Он протянул письмо жене. Оно выпало у нее из рук.

– Ничего не понимаю! У меня нет больше сил! – Слезы выступили на глазах у Люцианы. – В конце концов, я тоже человек. И к тому же женщина. Другие огорчаются из-за неудачного фасона шляпки, а я только и делаю, что вожусь с выговорами, то есть не я, разумеется, а ты! Но ведь я и ты идем в одной упряжке. Я – жена крупного преступника… С этим ты, полагаю, согласишься?!

Она прислонилась к стене и протянула ему письмо.

– Может быть, есть еще какая-нибудь причина, почему тебя преследует начальство? Здесь, конечно, что-то кроется. Только никак не могу понять, что именно.

– Я тоже, – сказал Мартин. – Но единственное, что у меня осталось, – это чистая совесть.

– Но тебе в ней мало проку. Для всех нас было бы гораздо лучше, если бы у тебя вообще ее не было! Со своей чистой совестью ты нас только погубишь, всех до одного! Мы так издергались оба! Подумай, какой пример для детей!
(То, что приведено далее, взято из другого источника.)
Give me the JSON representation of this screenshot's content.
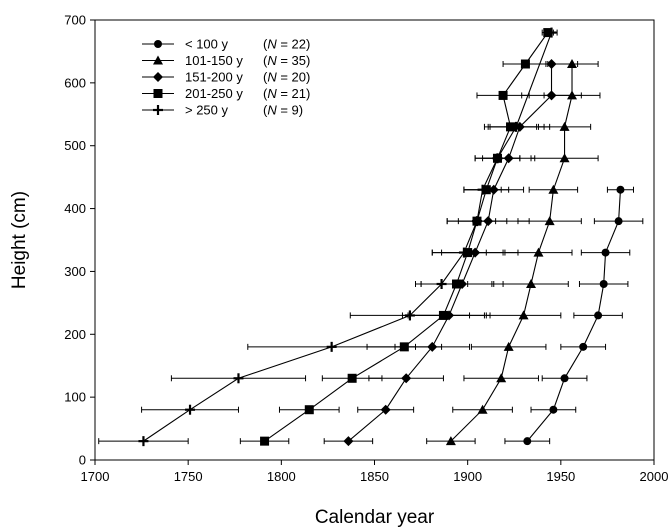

Молчишь? Почему ты не отвечаешь? Как разобраться во всей этой истории? Кто, скажи на милость, способен выбраться из этой груды писанины? Взгляни, пожалуйста, на свой письменный стол. Чего здесь только нет! Просто курам на смех! Бумаги, бумаги, бумаги! Все, что у нас вообще осталось! Бумаги и нервы. И это в приличном чиновничьем доме! Просто курам на смех! Ха-ха-ха! Плакать хочется, как подумаешь обо всем, что ты натворил со своей чистой совестью!

Мартин громко застонал.

– Не хватает еще, чтобы ты раскис! – с возмущением воскликнула Люциана и, замолчав, принялась поправлять прическу. – Вот, посмотри! Вот он! – закричала она вдруг с ужасом.

– Кто? Где?

– Чудовище! Посмотри, как оно раздулось. Оно сожрет нас всех.

Оба уставились на письменный стол, на котором шевелилась бумага. Вдруг она взлетела в воздух.

Мартин и Люциана дружно рассмеялись.

– Закрою окно, а то как бы ты не простудилась, – сказал Мартин.

– Стоит ли меня жалеть! – воскликнула она.

– Я люблю тебя! – возразил он, опуская задвижку у рамы.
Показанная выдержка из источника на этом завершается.